Lors de la séance du Conseil communal de ce lundi soir, la deuxième modification budgétaire de l’année a été présentée et débattue.
Au nom de notre groupe, nous avons d’abord tenu à saluer le travail de la Directrice financière et de son équipe. Leur réactivité, la précision et la clarté des réponses apportées aux questions des conseillers ont permis d’aborder ce dossier dans un climat serein. « Leur professionnalisme est très rassurant et mérite d’être souligné devant ce Conseil », avons-nous indiqué.
Des signaux financiers encourageants
Sur le plan financier, la situation de trésorerie apparaît stable et confortable, reflétant un équilibre budgétaire globalement satisfaisant. Cet état de fait nous permet d’envisager l’avenir avec optimisme.
Des défis à anticiper
Nous avons toutefois rappelé l’importance de rester vigilants sur plusieurs fronts.
- Évolution démographique : si la population totale progresse, la part des 20-40 ans demeure faible, tandis que le nombre de personnes âgées continue d’augmenter. Ce déséquilibre pourrait, à moyen terme, entraîner un dépeuplement progressif de nos écoles. « Ce constat, que l’on retrouve dans de nombreuses entités, doit guider notre stratégie de planification », avons-nous précisé.
- Transferts de compétences : la réforme du chômage pourrait, dès 2026, amener environ 183 personnes supplémentaires à relever du CPAS. Une politique proactive de réinsertion sera alors indispensable, afin de limiter l’impact social et financier et de redonner confiance à ces personnes.
Une attention particulière à l’endettement
Nous avons également analysé l’évolution du ratio d’investissement, qui atteint 111,31 % pour l’exercice 2024. Si l’on exclut les prélèvements et provisions, ce ratio grimperait même à 125 %. « Ces provisions jouent un rôle clé pour contenir l’endettement, puisqu’elles sont intégrées dans les recettes.
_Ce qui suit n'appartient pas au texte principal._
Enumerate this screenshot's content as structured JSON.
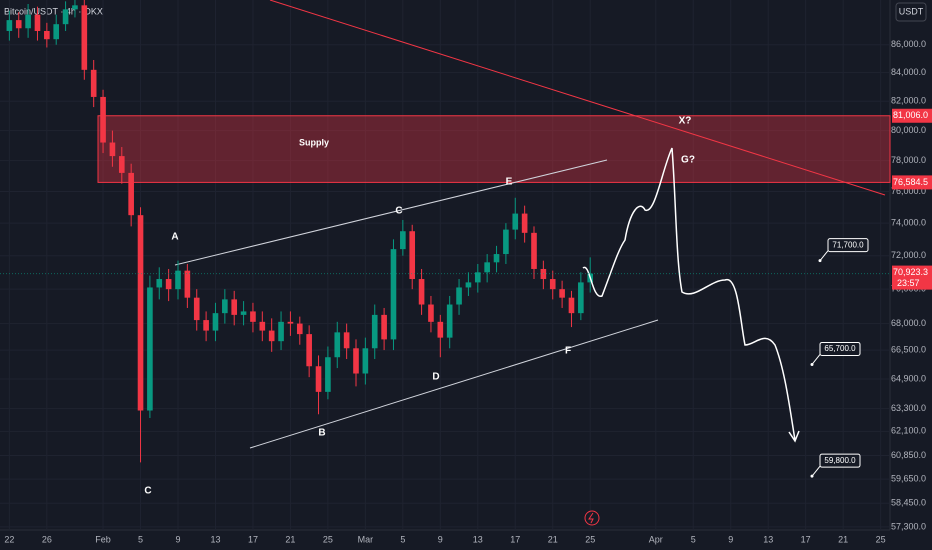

Sans elles, le taux serait bien plus élevé », avons-nous souligné.
Questions à l’Exécutif
Nous avons adressé plusieurs questions à l’Échevine des Finances : L’entité procède-t-elle régulièrement à des prélèvements et provisions dans les recettes depuis 2020 ?, L’utilisation des provisions vise-t-elle toujours à limiter le taux d’endettement ou d’investissement ?, Quelles mesures sont envisagées pour préserver l’équilibre financier si les dépenses continuent d’augmenter ? Enfin, au vu du bon niveau de trésorerie, la taxe sur les égouts reste-t-elle justifiée ?
Pour une vision stratégique sur quatre ans
En conclusion, nous avons appelé à renforcer la planification financière en établissant une vision stratégique à moyen terme, avec projection sur quatre ans, suivi démographique et anticipation des charges futures. « C’est à cette condition que nous pourrons garantir la pérennité financière de notre entité tout en restant réactifs face aux évolutions à venir », avons-nous insisté.